Les fermiers ou les locataires ne peuvent être expulsés qu’ils ne soient payés par le bailleur, ou, à son défaut, par le nouvel acquéreur, des dommages et intérêts ci-dessus expliqués.

1750.

Si le bail n’est pas fait par acte authentique, ou n’a point de date certaine, l’acquéreur n’est tenu d’aucuns dommages et intérêts.

1751.
L’acquéreur à pacte de rachat ne peut user de la faculté d’expulser le preneur, jusqu’à ce que, par l’expiration du délai fixé pour le réméré, il devienne propriétaire incommutable.
Section II.
Des Règles particulières aux Baux à loyer.
1752.

Le locataire qui ne garnit pas la maison de meubles suffisans, peut être expulsé, à moins qu’il ne donne des sûretés capables de répondre du loyer.

1753.

Le sous-locataire n’est tenu envers le propriétaire que jusqu’à concurrence du prix de sa sous-location dont il peut être débiteur au moment de la saisie, et sans qu’il puisse opposer des paiemens faits par anticipation.

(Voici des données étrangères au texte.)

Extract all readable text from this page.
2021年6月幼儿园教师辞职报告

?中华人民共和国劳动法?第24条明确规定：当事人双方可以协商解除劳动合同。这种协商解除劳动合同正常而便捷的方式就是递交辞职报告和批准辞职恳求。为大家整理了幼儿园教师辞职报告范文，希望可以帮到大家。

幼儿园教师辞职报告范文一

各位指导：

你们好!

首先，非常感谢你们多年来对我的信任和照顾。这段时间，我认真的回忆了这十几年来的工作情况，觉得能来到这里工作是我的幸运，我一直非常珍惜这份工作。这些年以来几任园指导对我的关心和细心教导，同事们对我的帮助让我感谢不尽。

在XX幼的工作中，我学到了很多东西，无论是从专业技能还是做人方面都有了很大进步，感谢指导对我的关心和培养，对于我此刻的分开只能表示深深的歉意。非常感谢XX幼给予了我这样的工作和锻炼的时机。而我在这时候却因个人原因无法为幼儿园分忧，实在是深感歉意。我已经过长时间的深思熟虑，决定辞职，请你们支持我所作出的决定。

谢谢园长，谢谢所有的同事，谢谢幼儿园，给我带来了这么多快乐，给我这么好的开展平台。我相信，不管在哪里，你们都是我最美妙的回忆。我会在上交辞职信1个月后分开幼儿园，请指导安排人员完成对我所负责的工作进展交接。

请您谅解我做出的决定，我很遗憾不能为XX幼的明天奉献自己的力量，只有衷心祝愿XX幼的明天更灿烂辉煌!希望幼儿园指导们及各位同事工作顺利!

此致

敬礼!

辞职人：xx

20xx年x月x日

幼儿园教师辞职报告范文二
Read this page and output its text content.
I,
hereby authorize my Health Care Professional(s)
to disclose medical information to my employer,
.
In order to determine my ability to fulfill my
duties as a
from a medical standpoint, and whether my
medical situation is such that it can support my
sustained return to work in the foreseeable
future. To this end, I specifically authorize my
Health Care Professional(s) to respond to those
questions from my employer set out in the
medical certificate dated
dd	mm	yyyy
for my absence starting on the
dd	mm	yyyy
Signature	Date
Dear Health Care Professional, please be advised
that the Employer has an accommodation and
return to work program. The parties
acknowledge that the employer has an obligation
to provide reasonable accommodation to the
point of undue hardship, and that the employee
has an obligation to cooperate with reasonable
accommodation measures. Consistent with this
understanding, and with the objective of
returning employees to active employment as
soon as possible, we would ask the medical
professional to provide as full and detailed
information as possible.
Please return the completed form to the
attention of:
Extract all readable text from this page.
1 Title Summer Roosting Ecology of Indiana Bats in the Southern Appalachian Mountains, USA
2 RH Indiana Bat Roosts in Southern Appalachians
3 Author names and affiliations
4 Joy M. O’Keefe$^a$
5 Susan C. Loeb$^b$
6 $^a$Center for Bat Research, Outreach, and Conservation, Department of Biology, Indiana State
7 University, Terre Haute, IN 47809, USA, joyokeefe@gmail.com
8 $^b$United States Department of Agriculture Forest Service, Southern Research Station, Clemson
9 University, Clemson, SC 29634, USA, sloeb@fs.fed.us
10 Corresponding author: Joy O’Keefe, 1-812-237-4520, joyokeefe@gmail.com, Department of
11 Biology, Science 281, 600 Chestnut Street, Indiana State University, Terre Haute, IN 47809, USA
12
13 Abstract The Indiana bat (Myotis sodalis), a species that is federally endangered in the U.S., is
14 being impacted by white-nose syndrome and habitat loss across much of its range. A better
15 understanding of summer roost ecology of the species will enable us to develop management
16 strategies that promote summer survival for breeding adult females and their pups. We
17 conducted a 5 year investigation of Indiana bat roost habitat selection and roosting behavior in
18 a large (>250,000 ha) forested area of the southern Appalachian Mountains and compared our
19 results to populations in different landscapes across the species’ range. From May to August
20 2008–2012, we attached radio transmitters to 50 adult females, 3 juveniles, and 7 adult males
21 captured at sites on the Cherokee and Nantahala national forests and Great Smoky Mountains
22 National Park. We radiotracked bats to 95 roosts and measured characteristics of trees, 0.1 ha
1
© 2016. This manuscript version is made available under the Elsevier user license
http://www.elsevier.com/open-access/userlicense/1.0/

Les paiemens faits par le sous-locataire, soit en vertu d’une stipulation portée en son bail, soit en conséquence de l’usage des lieux, ne sont pas réputés faits par anticipation.

1754.

Les réparations locatives ou de menu entretien dont le locataire est tenu, s’il n’y a clause contraire, sont celles désignées comme telles par l’usage des lieux, et, entre autres, les réparations à faire,

Aux âtres, contre-cœurs, chambranles et tablettes des cheminées ;

Au recrépiment du bas des murailles des appartemens et autres lieux d’habitation, à la hauteur d’un mètre ;

Aux pavés et carreaux des chambres, lorsqu’il y en a seulement quelques-uns de cassés ;

Aux vitres, à moins qu’elles ne soient cassées par la grêle, ou autres accidens extraordinaires et de force majeure, dont le locataire ne peut être tenu ;

Aux portes, croisées, planches de cloison ou de fermeture de boutiques, gonds, targettes et serrures.

1755.

Aucune des réparations réputées locatives n’est à la charge des locataires, quand elles ne sont occasionnées que par vétusté ou force majeure.

1756.

Le curement des puits et celui des fosses d’aisance sont à la charge du bailleur, s’il n’y a clause contraire.

1757.

Le bail des meubles fournis pour garnir une maison entière, un corps de logis entier, une boutique, ou tous autres appartemens, est censé fait pour la durée ordinaire des baux de maisons, corps de logis, boutiques ou autre appartemens, selon l’usage des lieux.

1758.

Le bail d’un appartement meublé est censé fait à l’année, quand il a été fait à tant par an ;

Au mois, quand il a été fait à tant par mois ;

Au jour, s’il a été fait à tant par jour.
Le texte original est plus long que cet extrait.